26Il est vrai que l’usage de la question intentionnelle avait entraîné l’élargissement de brigands et même de contre-révolutionnaires notoires, comme Richer-Serizy62. Pour corriger ce défaut, Merlin voulut distinguer la question intentionnelle de l’excuse. Le ministre de la Justice, à maintes reprises, expliqua ainsi que pour les délits indubitablement criminels, comme la révolte ou la fabrication de faux assignats, la question était uniquement de savoir si le coupable les avait accomplis sciemment. Cette « question de l’excuse », précisait-il, ne pouvait qu’atténuer le délit et alléger la punition. Ainsi, Merlin soutenait que la question intentionnelle proprement dite, qui consistait à savoir si l’accusé avait agi dans l’intention du crime, ne devait être posée que dans les actions qui pouvaient parfois être innocentes, comme l’homicide63. Telle était la position du ministre ; ses fréquentes mises au point ne suffirent cependant pas à résoudre définitivement le problème.
27Peut-on conclure que ces difficultés persistantes, cette incapacité à faire du jury une arme toujours efficace contre le crime, détachèrent progressivement Merlin de cette institution ? Nous ne le croyons pas.
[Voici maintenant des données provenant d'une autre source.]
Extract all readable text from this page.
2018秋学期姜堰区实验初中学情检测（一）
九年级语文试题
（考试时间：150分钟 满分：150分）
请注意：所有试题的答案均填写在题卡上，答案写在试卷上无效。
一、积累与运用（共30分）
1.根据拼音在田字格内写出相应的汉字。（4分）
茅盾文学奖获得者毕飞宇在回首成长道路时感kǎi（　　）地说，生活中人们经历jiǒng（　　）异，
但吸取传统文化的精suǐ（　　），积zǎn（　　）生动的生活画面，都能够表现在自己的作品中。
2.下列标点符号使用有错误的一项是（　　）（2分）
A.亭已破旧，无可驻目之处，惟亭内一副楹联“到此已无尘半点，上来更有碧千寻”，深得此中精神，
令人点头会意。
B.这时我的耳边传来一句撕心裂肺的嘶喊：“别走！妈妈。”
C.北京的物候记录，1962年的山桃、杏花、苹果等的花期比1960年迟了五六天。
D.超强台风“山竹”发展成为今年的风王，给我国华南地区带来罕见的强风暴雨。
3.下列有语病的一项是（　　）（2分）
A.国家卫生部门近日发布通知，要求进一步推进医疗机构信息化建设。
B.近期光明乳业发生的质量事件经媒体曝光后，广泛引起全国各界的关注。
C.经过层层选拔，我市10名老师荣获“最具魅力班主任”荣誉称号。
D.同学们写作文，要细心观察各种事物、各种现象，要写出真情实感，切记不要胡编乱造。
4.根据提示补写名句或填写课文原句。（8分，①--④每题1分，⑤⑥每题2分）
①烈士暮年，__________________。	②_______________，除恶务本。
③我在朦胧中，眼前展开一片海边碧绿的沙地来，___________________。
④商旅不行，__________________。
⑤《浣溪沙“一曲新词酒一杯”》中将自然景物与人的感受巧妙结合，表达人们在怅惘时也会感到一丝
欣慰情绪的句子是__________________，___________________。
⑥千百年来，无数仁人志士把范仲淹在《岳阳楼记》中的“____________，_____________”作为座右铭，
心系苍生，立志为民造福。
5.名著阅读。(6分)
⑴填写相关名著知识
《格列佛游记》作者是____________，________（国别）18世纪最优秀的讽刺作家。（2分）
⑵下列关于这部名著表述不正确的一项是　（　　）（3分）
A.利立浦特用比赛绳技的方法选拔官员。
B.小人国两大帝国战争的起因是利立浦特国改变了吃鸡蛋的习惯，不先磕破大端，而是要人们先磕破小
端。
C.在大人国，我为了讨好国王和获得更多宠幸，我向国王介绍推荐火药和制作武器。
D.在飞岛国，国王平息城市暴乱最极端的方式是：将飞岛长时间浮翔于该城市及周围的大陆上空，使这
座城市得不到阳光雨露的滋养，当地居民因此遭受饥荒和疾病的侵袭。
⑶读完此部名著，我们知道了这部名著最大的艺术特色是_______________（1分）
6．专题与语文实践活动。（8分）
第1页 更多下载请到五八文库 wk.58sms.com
Pourtant, il nous faut signaler qu’en l’an XI, à l’époque où des voix toujours plus nombreuses demandaient le retour à l’ordonnance criminelle, Merlin se trouva parfois mêlé à ce concert de critiques. Sous le Consulat, le pouvoir avait chargé le Tribunal de cassation de présenter chaque année les perfectionnements qu’il jugeait bon d’apporter aux lois. Le3e jour complémentaire de l’an XI (20 septembre 1803), une députation de la cour, où l’on retrouvait Merlin, se rendit ainsi près des consuls pour remplir sa mission. C’est Muraire, le premier président, qui prit la parole ; dans son discours, il dénonça l’impunité de nombreux crimes et se demanda si, dans un pays sans féodalité ni privilège, l’institution des jurés offrait de véritables avantages64. Merlin partageait-il ce doute ? Il est impossible de le dire ; on peut pourtant remarquer qu’en 1808 la section de législation du Conseil d’Etat, aux travaux de laquelle il participait, se prononça nettement pour la préservation des deux jurys. Merlin ne prit cependant aucune part dans les débats sur l’opportunité de leur maintien, où seuls Berlier et Treilhard défendirent le jury d’accusation, violemment attaqué par des hommes comme Jaubert.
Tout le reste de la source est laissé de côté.